Walker Cup

McCoy eyeing career pinnacle with Walker Cup triumph

The R&A
31 Aug 23
3 mins

United States of America captain Mike McCoy says a Walker Cup victory for his side at St Andrews would represent “the pinnacle of my golfing life”.

McCoy has achieved many impressive feats during a stellar career, including an emphatic victory in last year’s R&A Senior Amateur Championship at Royal Dornoch. He also won the US Mid-Amateur in 2013, earned low amateur honours at the US Senior Open in 2014 and 2015, and represented his country in the Walker Cup at the age of 52 eight years ago at Royal Lytham & St Annes. However, McCoy is in no doubt that this week would top the lot if the USA secure victory over the Old Course.

Dream scenario

“It’s a dream come true, it really is,” said McCoy. “I was just reflecting on how fast the two years has really gone since I was named captain. “(Winning the Walker Cup) would be certainly the pinnacle of my golfing life. It would be a great honour. We’ll do our best and let the chips fall where they may.” McCoy’s star-studded side features eight of the top ten in the World Amateur Golf Ranking® (WAGR®), with John Gough the highest-placed Great Britain & Ireland player at 14th in the standings. Yet the US captain knows that will count for precious little when the action gets underway on Saturday morning.

Reverse psychology

“I think when you get to match play and you get to a links course they (Great Britain & Ireland) are very familiar with, you can throw all the WAGR stuff out the window,” said McCoy. “I'm certainly not putting much weight in it this week. “I'm really more focused on our guys getting to know the golf course and understanding that it's hard to win when you're on the road like this and when you're playing at a golf course they're so familiar with. I'm trying to reverse the psychology a little bit.” Experience of links golf is in relatively short supply in a youthful USA team, so McCoy has been eager to share the knowledge he has built up on a number of visits to the Old Course. "I came over when I was younger and played a couple of St Andrews Links Trophy events and then I was fortunate enough to qualify for the Senior Open (in 2018),” he explained.

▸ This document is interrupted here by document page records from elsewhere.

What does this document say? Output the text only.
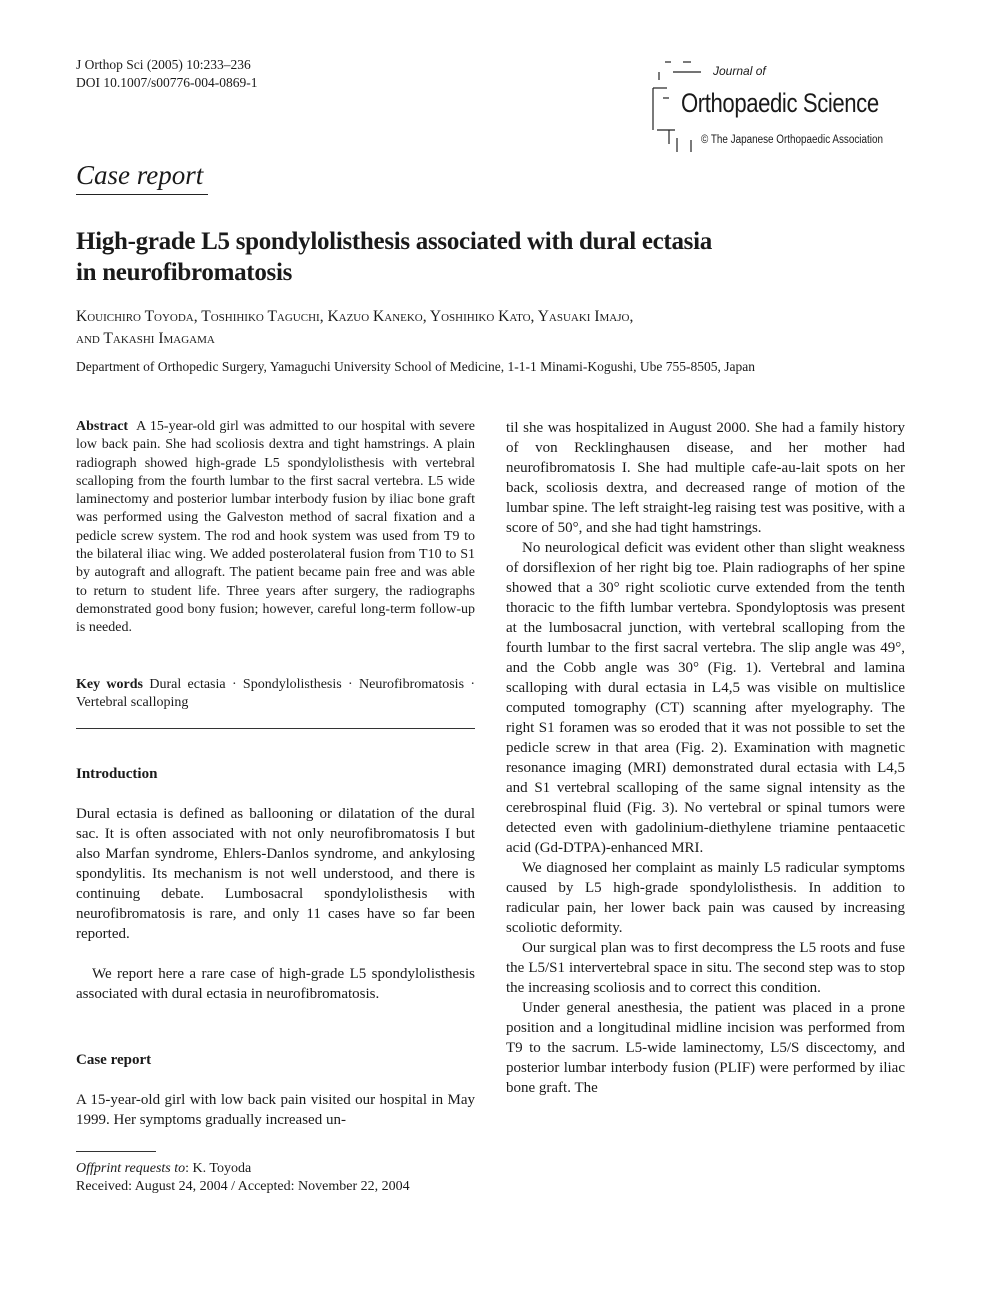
J Orthop Sci (2005) 10:233–236
DOI 10.1007/s00776-004-0869-1
Journal of
Orthopaedic Science
© The Japanese Orthopaedic Association
Case report
High-grade L5 spondylolisthesis associated with dural ectasia
in neurofibromatosis
Kouichiro Toyoda, Toshihiko Taguchi, Kazuo Kaneko, Yoshihiko Kato, Yasuaki Imajo,
and Takashi Imagama
Department of Orthopedic Surgery, Yamaguchi University School of Medicine, 1-1-1 Minami-Kogushi, Ube 755-8505, Japan
Abstract A 15-year-old girl was admitted to our hospital with severe low back pain. She had scoliosis dextra and tight hamstrings. A plain radiograph showed high-grade L5 spondylolisthesis with vertebral scalloping from the fourth lumbar to the first sacral vertebra. L5 wide laminectomy and posterior lumbar interbody fusion by iliac bone graft was performed using the Galveston method of sacral fixation and a pedicle screw system. The rod and hook system was used from T9 to the bilateral iliac wing. We added posterolateral fusion from T10 to S1 by autograft and allograft. The patient became pain free and was able to return to student life. Three years after surgery, the radiographs demonstrated good bony fusion; however, careful long-term follow-up is needed.
Key words Dural ectasia · Spondylolisthesis · Neurofibromatosis · Vertebral scalloping
Introduction

Dural ectasia is defined as ballooning or dilatation of the dural sac. It is often associated with not only neurofibromatosis I but also Marfan syndrome, Ehlers-Danlos syndrome, and ankylosing spondylitis. Its mechanism is not well understood, and there is continuing debate. Lumbosacral spondylolisthesis with neurofibromatosis is rare, and only 11 cases have so far been reported.

We report here a rare case of high-grade L5 spondylolisthesis associated with dural ectasia in neurofibromatosis.

Case report

A 15-year-old girl with low back pain visited our hospital in May 1999. Her symptoms gradually increased un-

Offprint requests to: K. Toyoda
Received: August 24, 2004 / Accepted: November 22, 2004

til she was hospitalized in August 2000. She had a family history of von Recklinghausen disease, and her mother had neurofibromatosis I. She had multiple cafe-au-lait spots on her back, scoliosis dextra, and decreased range of motion of the lumbar spine. The left straight-leg raising test was positive, with a score of 50°, and she had tight hamstrings.

No neurological deficit was evident other than slight weakness of dorsiflexion of her right big toe. Plain radiographs of her spine showed that a 30° right scoliotic curve extended from the tenth thoracic to the fifth lumbar vertebra. Spondyloptosis was present at the lumbosacral junction, with vertebral scalloping from the fourth lumbar to the first sacral vertebra. The slip angle was 49°, and the Cobb angle was 30° (Fig. 1). Vertebral and lamina scalloping with dural ectasia in L4,5 was visible on multislice computed tomography (CT) scanning after myelography. The right S1 foramen was so eroded that it was not possible to set the pedicle screw in that area (Fig. 2). Examination with magnetic resonance imaging (MRI) demonstrated dural ectasia with L4,5 and S1 vertebral scalloping of the same signal intensity as the cerebrospinal fluid (Fig. 3). No vertebral or spinal tumors were detected even with gadolinium-diethylene triamine pentaacetic acid (Gd-DTPA)-enhanced MRI.

We diagnosed her complaint as mainly L5 radicular symptoms caused by L5 high-grade spondylolisthesis. In addition to radicular pain, her lower back pain was caused by increasing scoliotic deformity.

Our surgical plan was to first decompress the L5 roots and fuse the L5/S1 intervertebral space in situ. The second step was to stop the increasing scoliosis and to correct this condition.

Under general anesthesia, the patient was placed in a prone position and a longitudinal midline incision was performed from T9 to the sacrum. L5-wide laminectomy, L5/S discectomy, and posterior lumbar interbody fusion (PLIF) were performed by iliac bone graft. The
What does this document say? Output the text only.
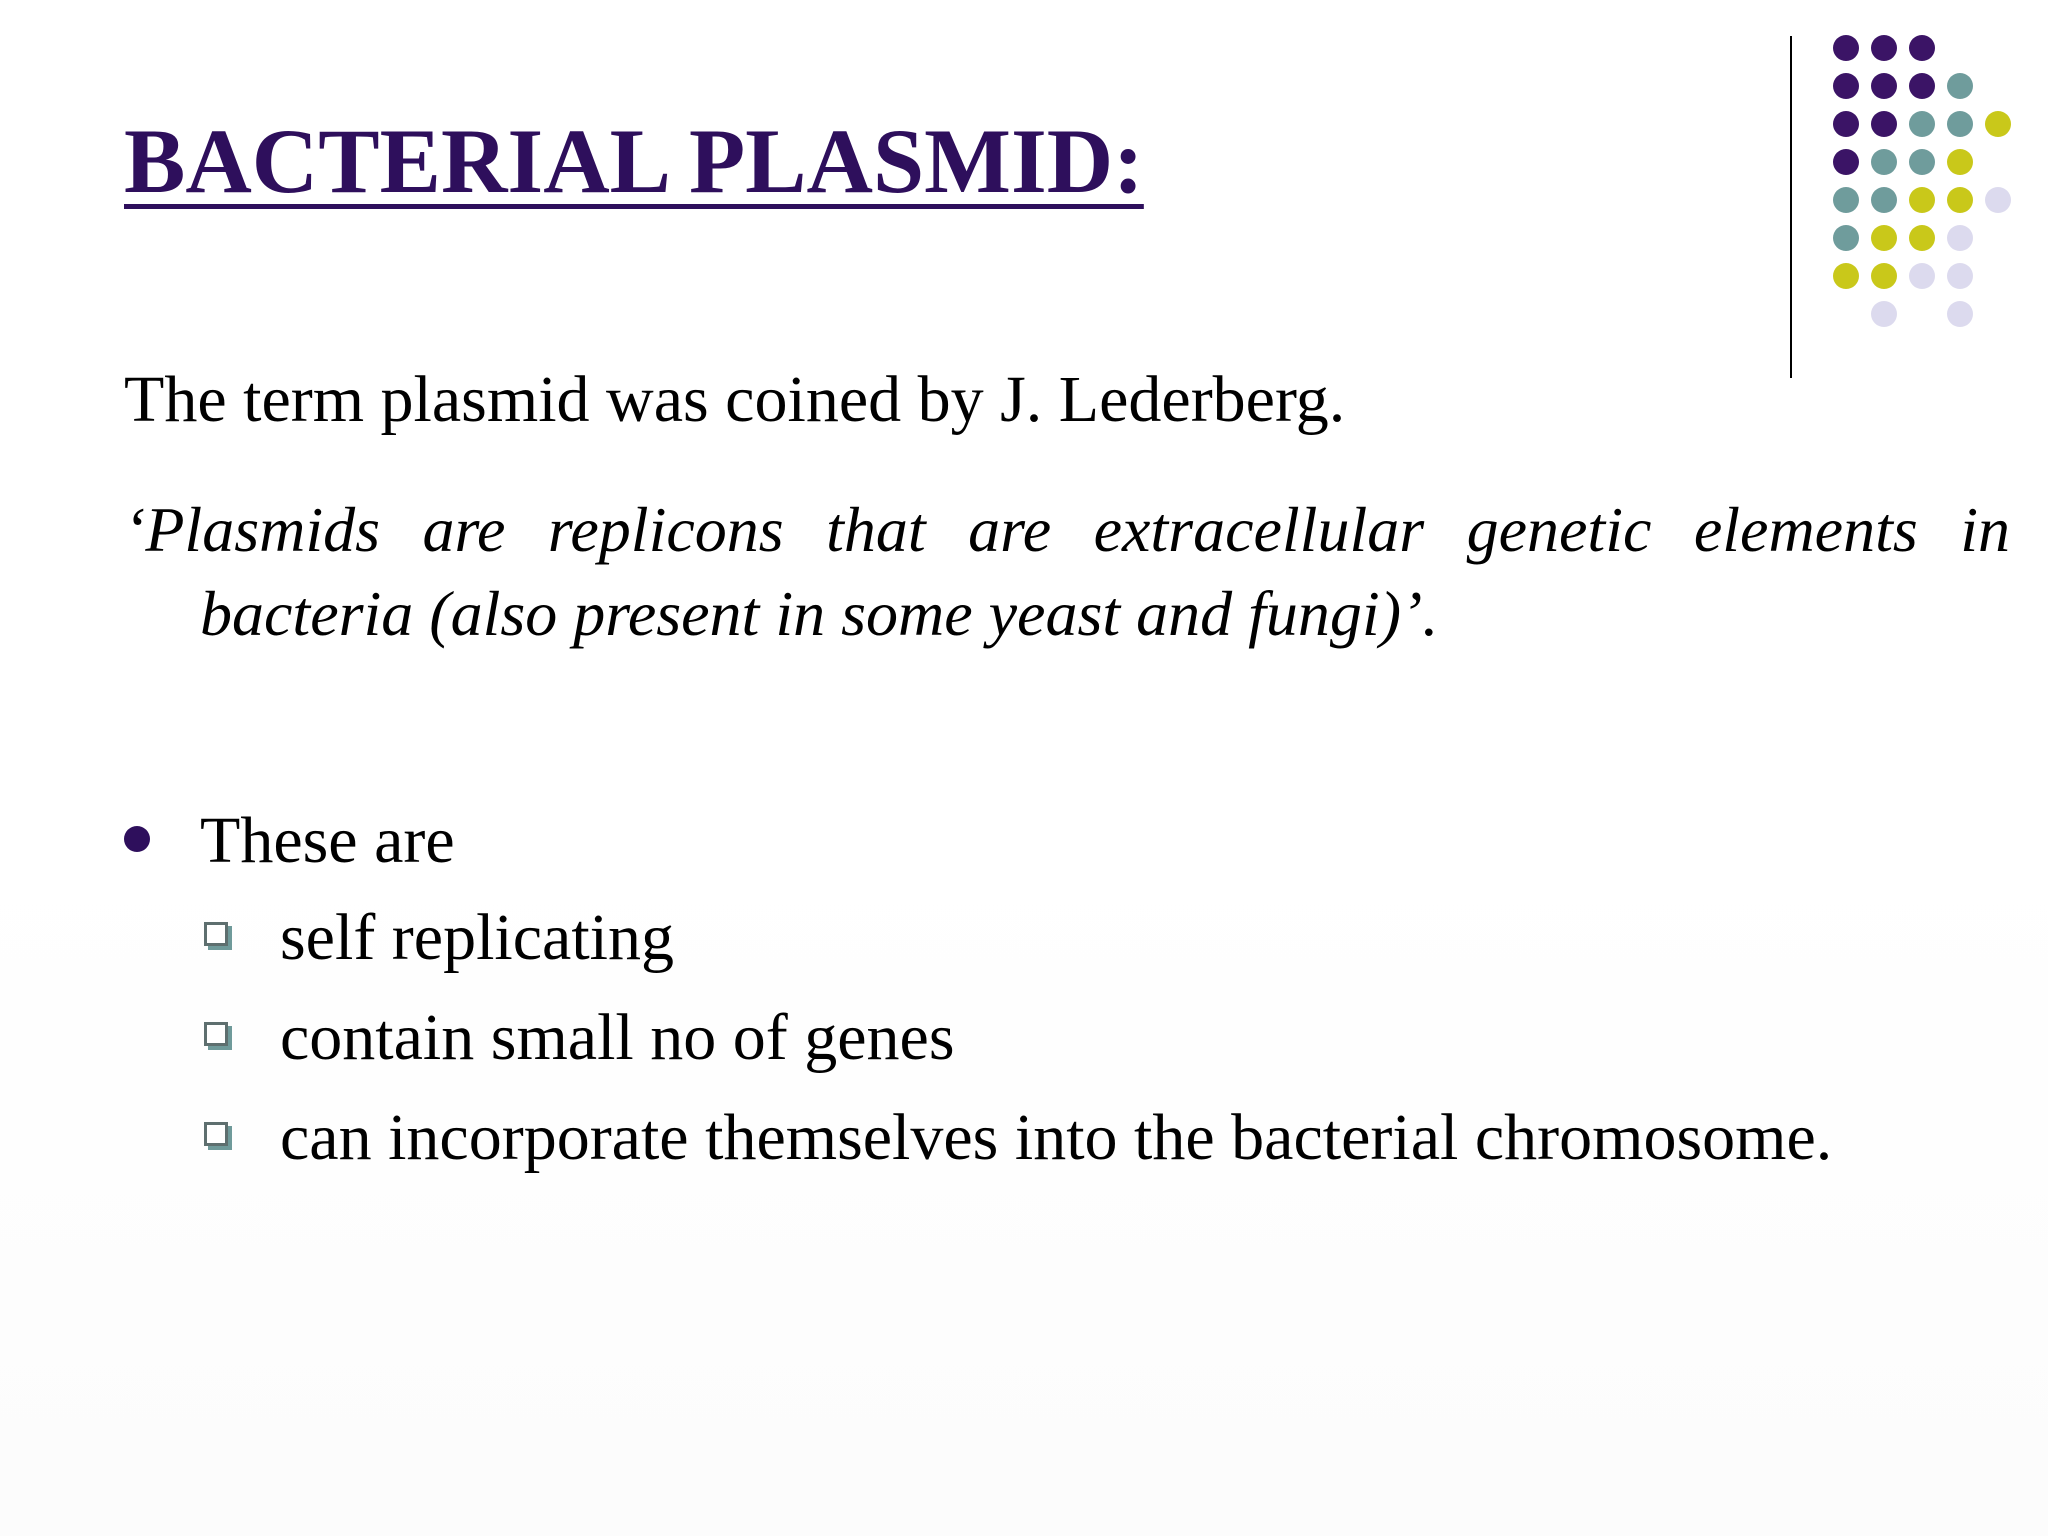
BACTERIAL PLASMID:

The term plasmid was coined by J. Lederberg.

‘Plasmids are replicons that are extracellular genetic elements in bacteria (also present in some yeast and fungi)’.

These are
self replicating
contain small no of genes
can incorporate themselves into the bacterial chromosome.
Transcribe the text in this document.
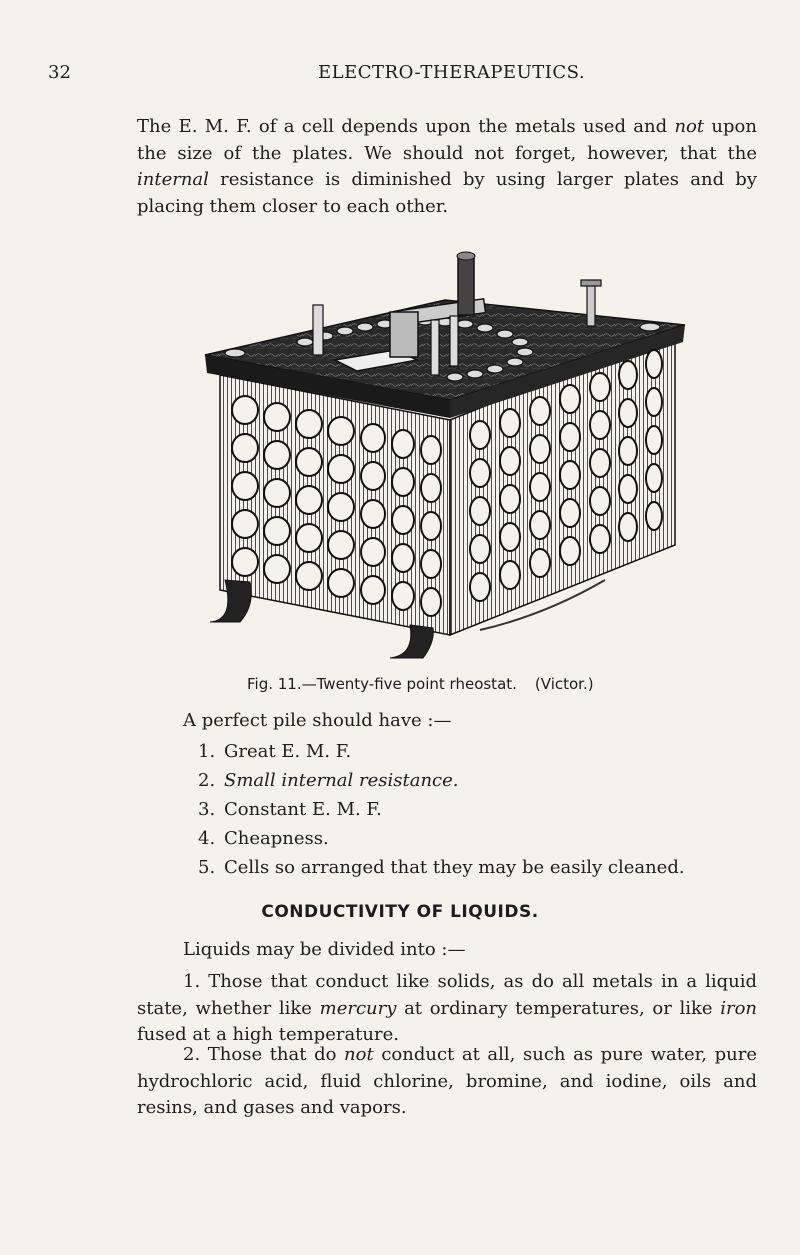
32	ELECTRO-THERAPEUTICS.

The E. M. F. of a cell depends upon the metals used and not upon the size of the plates. We should not forget, however, that the internal resistance is diminished by using larger plates and by placing them closer to each other.

Fig. 11.—Twenty-five point rheostat. (Victor.)
A perfect pile should have :—
1. Great E. M. F.
2. Small internal resistance.
3. Constant E. M. F.
4. Cheapness.
5. Cells so arranged that they may be easily cleaned.
CONDUCTIVITY OF LIQUIDS.
Liquids may be divided into :—

1. Those that conduct like solids, as do all metals in a liquid state, whether like mercury at ordinary temperatures, or like iron fused at a high temperature.

2. Those that do not conduct at all, such as pure water, pure hydrochloric acid, fluid chlorine, bromine, and iodine, oils and resins, and gases and vapors.
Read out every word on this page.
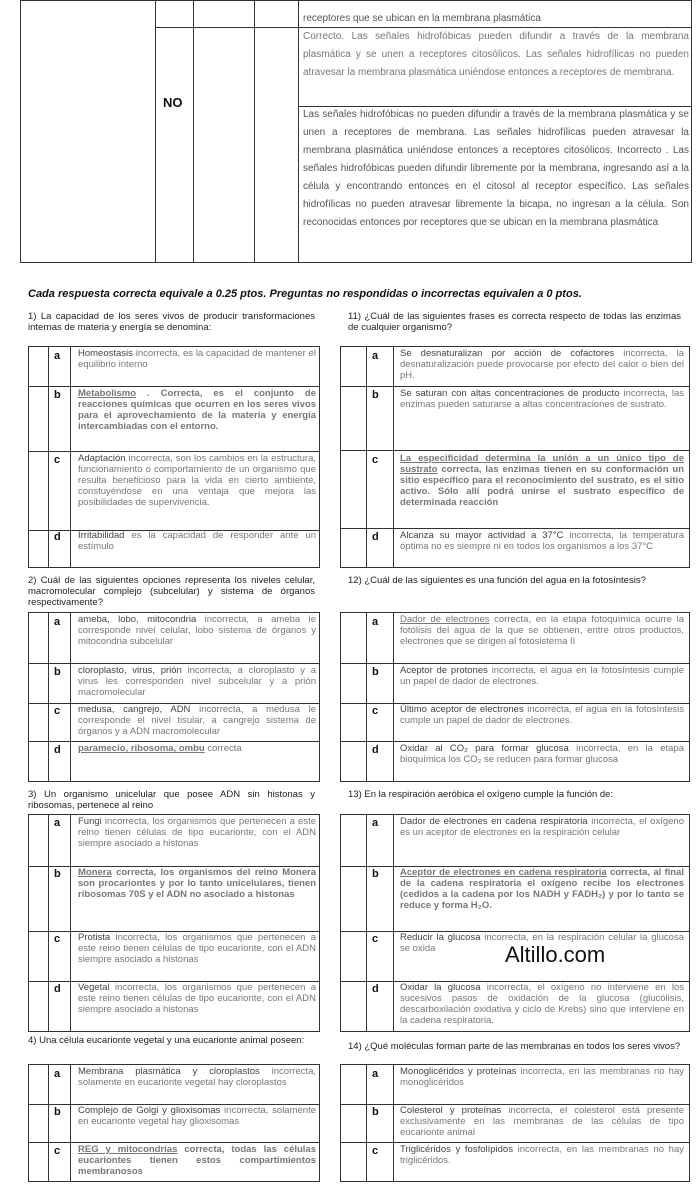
NO
receptores que se ubican en la membrana plasmática
Correcto. Las señales hidrofóbicas pueden difundir a través de la membrana plasmática y se unen a receptores citosólicos. Las señales hidrofílicas no pueden atravesar la membrana plasmática uniéndose entonces a receptores de membrana.
Las señales hidrofóbicas no pueden difundir a través de la membrana plasmática y se unen a receptores de membrana. Las señales hidrofílicas pueden atravesar la membrana plasmática uniéndose entonces a receptores citosólicos. Incorrecto . Las señales hidrofóbicas pueden difundir libremente por la membrana, ingresando así a la célula y encontrando entonces en el citosol al receptor específico. Las señales hidrofílicas no pueden atravesar libremente la bicapa, no ingresan a la célula. Son reconocidas entonces por receptores que se ubican en la membrana plasmática
Cada respuesta correcta equivale a 0.25 ptos. Preguntas no respondidas o incorrectas equivalen a 0 ptos.
1) La capacidad de los seres vivos de producir transformaciones internas de materia y energía se denomina:
a Homeostasis incorrecta, es la capacidad de mantener el equilibrio interno
b Metabolismo . Correcta, es el conjunto de reacciones químicas que ocurren en los seres vivos para el aprovechamiento de la materia y energía intercambiadas con el entorno.
c Adaptación incorrecta, son los cambios en la estructura, funcionamiento o comportamiento de un organismo que resulta beneficioso para la vida en cierto ambiente, constuyéndose en una ventaja que mejora las posibilidades de supervivencia.
d Irritabilidad es la capacidad de responder ante un estímulo
2) Cuál de las siguientes opciones representa los niveles celular, macromolecular complejo (subcelular) y sistema de órganos respectivamente?
a ameba, lobo, mitocondria incorrecta, a ameba le corresponde nivel celular, lobo sistema de órganos y mitocondria subcelular
b cloroplasto, virus, prión incorrecta, a cloroplasto y a virus les corresponden nivel subcelular y a prión macromolecular
c medusa, cangrejo, ADN incorrecta, a medusa le corresponde el nivel tisular, a cangrejo sistema de órganos y a ADN macromolecular
d paramecio, ribosoma, ombu correcta
3) Un organismo unicelular que posee ADN sin histonas y ribosomas, pertenece al reino
a Fungi incorrecta, los organismos que pertenecen a este reino tienen células de tipo eucarionte, con el ADN siempre asociado a histonas
b Monera correcta, los organismos del reino Monera son procariontes y por lo tanto unicelulares, tienen ribosomas 70S y el ADN no asociado a histonas
c Protista incorrecta, los organismos que pertenecen a este reino tienen células de tipo eucarionte, con el ADN siempre asociado a histonas
d Vegetal incorrecta, los organismos que pertenecen a este reino tienen células de tipo eucarionte, con el ADN siempre asociado a histonas
4) Una célula eucarionte vegetal y una eucarionte animal poseen:
a Membrana plasmática y cloroplastos incorrecta, solamente en eucarionte vegetal hay cloroplastos
b Complejo de Golgi y glioxisomas incorrecta, solamente en eucarionte vegetal hay glioxisomas
c REG y mitocondrias correcta, todas las células eucariontes tienen estos compartimientos membranosos
11) ¿Cuál de las siguientes frases es correcta respecto de todas las enzimas de cualquier organismo?
a Se desnaturalizan por acción de cofactores incorrecta, la desnaturalización puede provocarse por efecto del calor o bien del pH.
b Se saturan con altas concentraciones de producto incorrecta, las enzimas pueden saturarse a altas concentraciones de sustrato.
c La especificidad determina la unión a un único tipo de sustrato correcta, las enzimas tienen en su conformación un sitio específico para el reconocimiento del sustrato, es el sitio activo. Sólo allí podrá unirse el sustrato específico de determinada reacción
d Alcanza su mayor actividad a 37°C incorrecta, la temperatura óptima no es siempre ni en todos los organismos a los 37°C
12) ¿Cuál de las siguientes es una función del agua en la fotosíntesis?
a Dador de electrones correcta, en la etapa fotoquímica ocurre la fotólisis del agua de la que se obtienen, entre otros productos, electrones que se dirigen al fotosistema II
b Aceptor de protones incorrecta, el agua en la fotosíntesis cumple un papel de dador de electrones.
c Último aceptor de electrones incorrecta, el agua en la fotosíntesis cumple un papel de dador de electrones.
d Oxidar al CO₂ para formar glucosa incorrecta, en la etapa bioquímica los CO₂ se reducen para formar glucosa
13) En la respiración aeróbica el oxígeno cumple la función de:
a Dador de electrones en cadena respiratoria incorrecta, el oxígeno es un aceptor de electrones en la respiración celular
b Aceptor de electrones en cadena respiratoria correcta, al final de la cadena respiratoria el oxígeno recibe los electrones (cedidos a la cadena por los NADH y FADH₂) y por lo tanto se reduce y forma H₂O.
c Reducir la glucosa incorrecta, en la respiración celular la glucosa se oxida
d Oxidar la glucosa incorrecta, el oxígeno no interviene en los sucesivos pasos de oxidación de la glucosa (glucólisis, descarboxilación oxidativa y ciclo de Krebs) sino que interviene en la cadena respiratoria.
Altillo.com
14) ¿Qué moléculas forman parte de las membranas en todos los seres vivos?
a Monoglicéridos y proteínas incorrecta, en las membranas no hay monoglicéridos
b Colesterol y proteínas incorrecta, el colesterol está presente exclusivamente en las membranas de las células de tipo eucarionte animal
c Triglicéridos y fosfolípidos incorrecta, en las membranas no hay triglicéridos.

Mike McCoy - United States of America Captain

“It’s a dream come true, it really is. (Winning the Walker Cup) would be certainly the pinnacle of my golfing life. It would be a great honour. We’ll do our best and let the chips fall where they may.”

Wind prepared

"I also came last year and watched The 150th Open. I walked the course a couple of times just to reacquaint myself and then we walked it again on Sunday morning, so I'm starting to get a real good feel for it. “I think the key and the thing I've tried to explain to the players is how the weather can shift so rapidly and the winds can look like they're going to be coming one way and then an hour later they've shifted. So just trying to make sure we're prepared for any change in the wind, I think that's the most important thing I can do. "I’ve encouraged the guys to put a 2-iron or a long iron in the bag, and most of them have. I've told them to take a little bounce off their wedges and I think they've done that, but they're so good, the players. We know that the GB&I players are wonderful players too, so they'll adapt to whatever the wind brings.” The foursomes contests, which see team-mates sharing the same ball and playing alternate shots, have typically represented the greatest challenge for the USA in past Walker Cup matches. A lack of exposure to the format in comparison to their GB&I counterparts is a hurdle for the Americans to overcome, but McCoy is confident his side can rise to the challenge.

Foursomes work

“We know it's important – we did play some foursomes in our practice session around Christmas time, so I got some ideas then on certain combinations,” he continued. “We played foursomes yesterday (Tuesday), we’re gonna play foursomes again today (Wednesday). I’m very happy with the combinations we’ve found. I think that everybody’s complementing each other.” With the build-up to the biennial contest almost at an end, excitement is understandably high for McCoy and his charges. The 60-year-old USA skipper is having the time of his life at St Andrews and acknowledged he does not want the week to end. “I’m sure it will be a let-down when it’s over,” said McCoy with a smile. “But I’m enjoying it right now – there’s a lot of adrenaline.”